I am a Christian. For most of my life I have identified with the Evangelical camp in the broader Christian world. At least, if I had to give a definition that most people would understand, I would tell them I was an Evangelical Christian. I’ve never been one that likes labels, but after considering many things that are currently connected with being an Evangelical, I began to realize that I am not very good at it. I am a hopelessly lousy Evangelical.
However, I suspect I am not alone. In fact, I think there are many of us out there. You may be one, too.
To help in determining this, I’ve compiled a very un-scientific list. If you can relate to any of these statements, you may be as hopelessly lousy at this as I am.
So, without further ado…
You may be a lousy Evangelical Christian if:
- Your view of God is so full of love, grace, mercy and perfect justice that it squeezes the Hell right out of the picture.
- You suspect that God is much more enraged with injustice and greed than with Adam and Steve.
- You have the audacity to vote for the candidate you think will do the best job and not for the candidate who leans most to the right.
- You would much rather hear a song by Lorde than a song about the Lord.
- You spend exactly 0% of your time worrying about the End Times.
- You don’t spend time worrying because you consider yourself a “Panmillennialist”: It’ll all pan out in the end.
- You don’t worry too much about whether or not the Bible is full of facts because you’re more interested in the fact that it’s full of Truth.
- You found nothing offensive or scandalous in the “Noah” movie.
- You thought the Rock Monsters in the movie were pretty cool, actually.
- You figure people who use the term “church shopping” are likely looking for a McChurch or a Church-Mart.
- You run the other way, screaming, when invited to see any movie with Kirk Cameron in it.
- You have read exactly 0% of the approximately 37 “Left Behind” books published.
- You were offended and scandalized by “The DaVinci Code”; not because of the content of the story but because the writing sucked.

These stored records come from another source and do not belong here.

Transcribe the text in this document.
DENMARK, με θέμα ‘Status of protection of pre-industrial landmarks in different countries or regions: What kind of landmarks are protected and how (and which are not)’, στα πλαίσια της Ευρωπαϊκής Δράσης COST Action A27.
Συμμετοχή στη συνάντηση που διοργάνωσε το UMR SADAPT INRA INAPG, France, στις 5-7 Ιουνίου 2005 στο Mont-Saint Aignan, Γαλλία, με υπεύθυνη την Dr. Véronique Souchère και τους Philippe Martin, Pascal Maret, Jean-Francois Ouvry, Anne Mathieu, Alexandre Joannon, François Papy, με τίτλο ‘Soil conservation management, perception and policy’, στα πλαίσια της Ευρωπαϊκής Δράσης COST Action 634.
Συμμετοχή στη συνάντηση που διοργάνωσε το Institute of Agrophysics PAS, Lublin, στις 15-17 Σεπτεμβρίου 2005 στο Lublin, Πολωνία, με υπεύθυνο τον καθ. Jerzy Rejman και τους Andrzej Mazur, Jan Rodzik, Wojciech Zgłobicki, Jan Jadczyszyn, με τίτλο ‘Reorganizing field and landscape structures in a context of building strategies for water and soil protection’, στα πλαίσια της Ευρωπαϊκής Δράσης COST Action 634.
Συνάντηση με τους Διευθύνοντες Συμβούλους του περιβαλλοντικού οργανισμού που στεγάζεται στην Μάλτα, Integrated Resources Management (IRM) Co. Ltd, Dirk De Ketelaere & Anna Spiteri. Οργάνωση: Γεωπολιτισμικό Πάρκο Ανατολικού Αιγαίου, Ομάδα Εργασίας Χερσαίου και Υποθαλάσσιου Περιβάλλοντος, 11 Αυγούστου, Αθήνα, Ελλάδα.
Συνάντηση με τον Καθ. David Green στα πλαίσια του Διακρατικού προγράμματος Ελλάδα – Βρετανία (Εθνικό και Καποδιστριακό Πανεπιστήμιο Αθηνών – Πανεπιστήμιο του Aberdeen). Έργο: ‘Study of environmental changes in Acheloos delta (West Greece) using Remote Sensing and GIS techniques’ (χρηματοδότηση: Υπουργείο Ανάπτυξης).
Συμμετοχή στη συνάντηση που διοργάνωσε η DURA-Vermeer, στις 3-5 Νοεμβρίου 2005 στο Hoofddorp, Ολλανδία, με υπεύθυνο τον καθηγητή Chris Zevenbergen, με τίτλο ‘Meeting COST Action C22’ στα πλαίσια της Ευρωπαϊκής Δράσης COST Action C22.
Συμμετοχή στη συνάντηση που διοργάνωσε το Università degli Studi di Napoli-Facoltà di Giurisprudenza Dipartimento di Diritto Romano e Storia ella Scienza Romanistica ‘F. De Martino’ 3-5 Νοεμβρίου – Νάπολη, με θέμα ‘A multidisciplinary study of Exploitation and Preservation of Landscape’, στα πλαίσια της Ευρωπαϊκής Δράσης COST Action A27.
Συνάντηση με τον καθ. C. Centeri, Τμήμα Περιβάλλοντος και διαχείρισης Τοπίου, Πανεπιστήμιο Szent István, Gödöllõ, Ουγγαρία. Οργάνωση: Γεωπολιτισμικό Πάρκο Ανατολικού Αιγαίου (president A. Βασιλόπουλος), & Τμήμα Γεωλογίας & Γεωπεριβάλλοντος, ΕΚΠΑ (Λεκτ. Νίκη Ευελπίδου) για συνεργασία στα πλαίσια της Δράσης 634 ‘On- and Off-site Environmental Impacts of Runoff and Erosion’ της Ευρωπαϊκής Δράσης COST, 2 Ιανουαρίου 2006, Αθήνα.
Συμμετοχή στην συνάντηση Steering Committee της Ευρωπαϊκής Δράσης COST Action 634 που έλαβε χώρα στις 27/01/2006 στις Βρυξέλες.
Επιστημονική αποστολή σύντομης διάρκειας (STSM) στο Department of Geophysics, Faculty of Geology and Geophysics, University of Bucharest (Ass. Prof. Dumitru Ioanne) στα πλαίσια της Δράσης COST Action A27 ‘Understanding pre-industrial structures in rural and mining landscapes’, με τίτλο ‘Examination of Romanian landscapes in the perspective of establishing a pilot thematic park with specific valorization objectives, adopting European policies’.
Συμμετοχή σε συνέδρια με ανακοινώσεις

- You have never been tempted to leave your church because of:
- A woman preaching/leading/using her gifts to help and inspire others
- An article written in your denominational magazine
- An opinion expressed different from your own
- Any doctrinal minutia that maybe might possibly in some circumstances be different from your own.
- The newfangled hymn books that were purchased.
- Guitars and/or drums and/or pipe organs and/or didgeridoos in worship.
- (Fill in any other reason here)
- You were never concerned that kids reading the Harry Potter books would all become witches or warlocks and fly on broomsticks or cast spells that made slugs come out of someone’s mouth.
- You actually really liked those Harry Potter books, to tell you the truth. And the movies, too.
- You wonder why we take ourselves so bloody seriously sometimes.
- You don’t need huge video screens, massive sound systems, professional praise bands, pyrotechnics, smoke machines, CGI, dramas, hip pastors with tattoos or light displays to feel closer to God.
- You sometimes feel that those couple of hours on a Sunday morning are much better spent elsewhere or with other people.
- You imagine that Jesus might be unwelcome in most Evangelical churches if he brought along his posse of secularists, prostitutes and ne’er-do-wells.
- You hear someone tell you to “Take Back the City for Christ” and wonder how He lost it in the first place if He’s, y’know, God and all.
- You fear that if Jesus was roaming around today, teaching and healing, his harshest words would be directed at us.
- You have felt far more inspired and encouraged after a simple coffee shared with a friend than after a dozen church-related activities.
- You wonder what all the fuss is about most of the time.
Did you find yourself anywhere on this list? If so, you may be struggling at this Evangelical Christian thing, too.
I want to follow Jesus. But after considering how badly I am doing at this, I think it’s time we had a new category for Christianity. Either that or it’s time to cast aside categories altogether and live and let live. Jesus was clear that it would be love that would be the defining characteristic of his followers. It sounds too simple but maybe we are guilty of making it too complicated. The first believers were called “followers of the Way”; Jesus has laid the path out and we’re to follow. It is we who’ve added the tons of baggage and trappings and rules and regulations and expectations and limitations to the deal. He put it so straightforward and unencumbered: “Follow me.”
I want to be able to do that free from labels, free from the shackles we put on others and on ourselves.
I just want to be known as someone who believes in, loves and follows Jesus. I might still be lousy at that but at least I’ll fumble along in joy instead of confusion.